# Thermografie von Elektroanlagen



## dr schwob (20 März 2009)

Hallo Zusammen,
hat einer von euch erfahrung in der Thermografie von Elektroanlagen?

Ich habe mit einer Fluke Ti 10 aufnahmen gemacht (den ich leihweise von meinem Ausendienstvertreter des Großhandels bekam), es sind recht interessante bilder dabei.

Kennt sich einer von euch damit aus? Weis jemand welche werte zu beachten sind und wie die Bilder unter welchen kriterien und Vorrausetzungen zu bewerten sind, gibt es Vorgaben oder Richtlinien?

Wäre dankbar für Informationen.


Grüße


----------



## wincc (20 März 2009)

dr schwob schrieb:


> Hallo Zusammen,
> hat einer von euch erfahrung in der Thermografie von Elektroanlagen?
> 
> Ich habe mit einer Fluke Ti 10 aufnahmen gemacht (den ich leihweise von meinem Ausendienstvertreter des Großhandels bekam), es sind recht interessante bilder dabei.
> ...




Also wir lassen jährlich im wechsel alle unterverteilungen bzw Niederspannungsverteilungen und Maschinen per thermografie überprüfen

macht bei uns das große S... mit auswertung 

es werden die baugruppen per thermografie beobachtet bei auffälligen klemmstellen bzw kontakten oder ählichem werden dann nennstrom und aktueller strom notiert und das ganze dann thermografisch abfotografiert.

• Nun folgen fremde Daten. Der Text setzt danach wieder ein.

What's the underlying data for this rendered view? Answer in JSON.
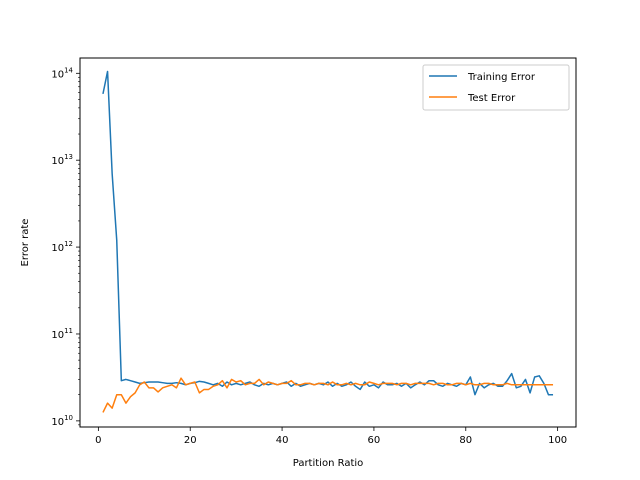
{
  "chart_data": {
    "type": "line",
    "title": "",
    "xlabel": "Partition Ratio",
    "ylabel": "Error rate",
    "xlim": [
      -4,
      104
    ],
    "ylim": [
      8500000000.0,
      150000000000000.0
    ],
    "yscale": "log",
    "grid": false,
    "legend_position": "top-right",
    "x_ticks": [
      0,
      20,
      40,
      60,
      80,
      100
    ],
    "y_ticks": [
      10000000000.0,
      100000000000.0,
      1000000000000.0,
      10000000000000.0,
      100000000000000.0
    ],
    "y_tick_labels": [
      {
        "base": "10",
        "exp": "10"
      },
      {
        "base": "10",
        "exp": "11"
      },
      {
        "base": "10",
        "exp": "12"
      },
      {
        "base": "10",
        "exp": "13"
      },
      {
        "base": "10",
        "exp": "14"
      }
    ],
    "x": [
      1,
      2,
      3,
      4,
      5,
      6,
      7,
      8,
      9,
      10,
      11,
      12,
      13,
      14,
      15,
      16,
      17,
      18,
      19,
      20,
      21,
      22,
      23,
      24,
      25,
      26,
      27,
      28,
      29,
      30,
      31,
      32,
      33,
      34,
      35,
      36,
      37,
      38,
      39,
      40,
      41,
      42,
      43,
      44,
      45,
      46,
      47,
      48,
      49,
      50,
      51,
      52,
      53,
      54,
      55,
      56,
      57,
      58,
      59,
      60,
      61,
      62,
      63,
      64,
      65,
      66,
      67,
      68,
      69,
      70,
      71,
      72,
      73,
      74,
      75,
      76,
      77,
      78,
      79,
      80,
      81,
      82,
      83,
      84,
      85,
      86,
      87,
      88,
      89,
      90,
      91,
      92,
      93,
      94,
      95,
      96,
      97,
      98,
      99
    ],
    "series": [
      {
        "name": "Training Error",
        "color": "#1f77b4",
        "values": [
          58000000000000.0,
          105000000000000.0,
          7000000000000.0,
          1200000000000.0,
          29000000000.0,
          30000000000.0,
          29000000000.0,
          28000000000.0,
          27000000000.0,
          27500000000.0,
          28000000000.0,
          28000000000.0,
          28000000000.0,
          27500000000.0,
          27000000000.0,
          27000000000.0,
          27500000000.0,
          27000000000.0,
          26000000000.0,
          27000000000.0,
          27500000000.0,
          28500000000.0,
          28000000000.0,
          27000000000.0,
          26000000000.0,
          27000000000.0,
          25000000000.0,
          28000000000.0,
          26000000000.0,
          27000000000.0,
          26000000000.0,
          27000000000.0,
          28000000000.0,
          26000000000.0,
          25000000000.0,
          27000000000.0,
          26000000000.0,
          27000000000.0,
          26000000000.0,
          27000000000.0,
          28000000000.0,
          25000000000.0,
          27000000000.0,
          25000000000.0,
          26000000000.0,
          27000000000.0,
          26000000000.0,
          27000000000.0,
          26000000000.0,
          28000000000.0,
          25000000000.0,
          27000000000.0,
          25000000000.0,
          26000000000.0,
          28000000000.0,
          25000000000.0,
          23000000000.0,
          28000000000.0,
          25000000000.0,
          26000000000.0,
          24000000000.0,
          28000000000.0,
          26000000000.0,
          26000000000.0,
          27000000000.0,
          25000000000.0,
          27000000000.0,
          24000000000.0,
          26000000000.0,
          28000000000.0,
          26000000000.0,
          29000000000.0,
          29000000000.0,
          26000000000.0,
          25000000000.0,
          27000000000.0,
          26000000000.0,
          25000000000.0,
          27000000000.0,
          26000000000.0,
          32000000000.0,
          20000000000.0,
          27000000000.0,
          24000000000.0,
          26000000000.0,
          27000000000.0,
          25000000000.0,
          25000000000.0,
          29000000000.0,
          35000000000.0,
          24000000000.0,
          25000000000.0,
          30000000000.0,
          21000000000.0,
          32000000000.0,
          33000000000.0,
          27000000000.0,
          20000000000.0,
          20000000000.0
        ]
      },
      {
        "name": "Test Error",
        "color": "#ff7f0e",
        "values": [
          12500000000.0,
          16000000000.0,
          14000000000.0,
          20000000000.0,
          20000000000.0,
          16000000000.0,
          19000000000.0,
          21000000000.0,
          26000000000.0,
          28000000000.0,
          24000000000.0,
          24000000000.0,
          21500000000.0,
          24000000000.0,
          25000000000.0,
          26000000000.0,
          24000000000.0,
          31000000000.0,
          26000000000.0,
          27000000000.0,
          28000000000.0,
          21000000000.0,
          23000000000.0,
          23000000000.0,
          25000000000.0,
          26000000000.0,
          29000000000.0,
          24000000000.0,
          30000000000.0,
          28000000000.0,
          29000000000.0,
          26000000000.0,
          27000000000.0,
          27000000000.0,
          30000000000.0,
          26000000000.0,
          28000000000.0,
          27000000000.0,
          26000000000.0,
          27000000000.0,
          27000000000.0,
          29000000000.0,
          26000000000.0,
          26000000000.0,
          27000000000.0,
          27000000000.0,
          26000000000.0,
          27000000000.0,
          27000000000.0,
          26000000000.0,
          28000000000.0,
          26000000000.0,
          26000000000.0,
          27000000000.0,
          26000000000.0,
          27000000000.0,
          26000000000.0,
          26000000000.0,
          28000000000.0,
          27000000000.0,
          26000000000.0,
          27000000000.0,
          27000000000.0,
          27000000000.0,
          26000000000.0,
          27000000000.0,
          27000000000.0,
          26000000000.0,
          27000000000.0,
          27000000000.0,
          27000000000.0,
          27000000000.0,
          26000000000.0,
          27000000000.0,
          27000000000.0,
          26000000000.0,
          26000000000.0,
          27000000000.0,
          27000000000.0,
          26000000000.0,
          27000000000.0,
          26000000000.0,
          26000000000.0,
          27000000000.0,
          27000000000.0,
          26000000000.0,
          26000000000.0,
          26000000000.0,
          27000000000.0,
          26000000000.0,
          26000000000.0,
          26000000000.0,
          26000000000.0,
          26000000000.0,
          26000000000.0,
          26000000000.0,
          26000000000.0,
          26000000000.0,
          26000000000.0
        ]
      }
    ]
  }
}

danach findet beim großen S eine auswertung statt

und wir bekommen das ganze dann und beheben die fehler


----------



## Sockenralf (21 März 2009)

Hallo,

wir haben auch überlegt, das Ganze extern machen zu lassen, sind dann aber zu dem Entschluß gekommen, daß die Investition in eine Kamera und die Schulung eines MA eine recht feine Sache ist.

So nach und nach kommen immer mehr Anwendungsfälle, in denen uns unsere Kamera nützliche Hilfe leistet (z. B. überprüfen wir nun regelmäßig die Kondensatableiter in unserem Dampfnetz).


MfG


----------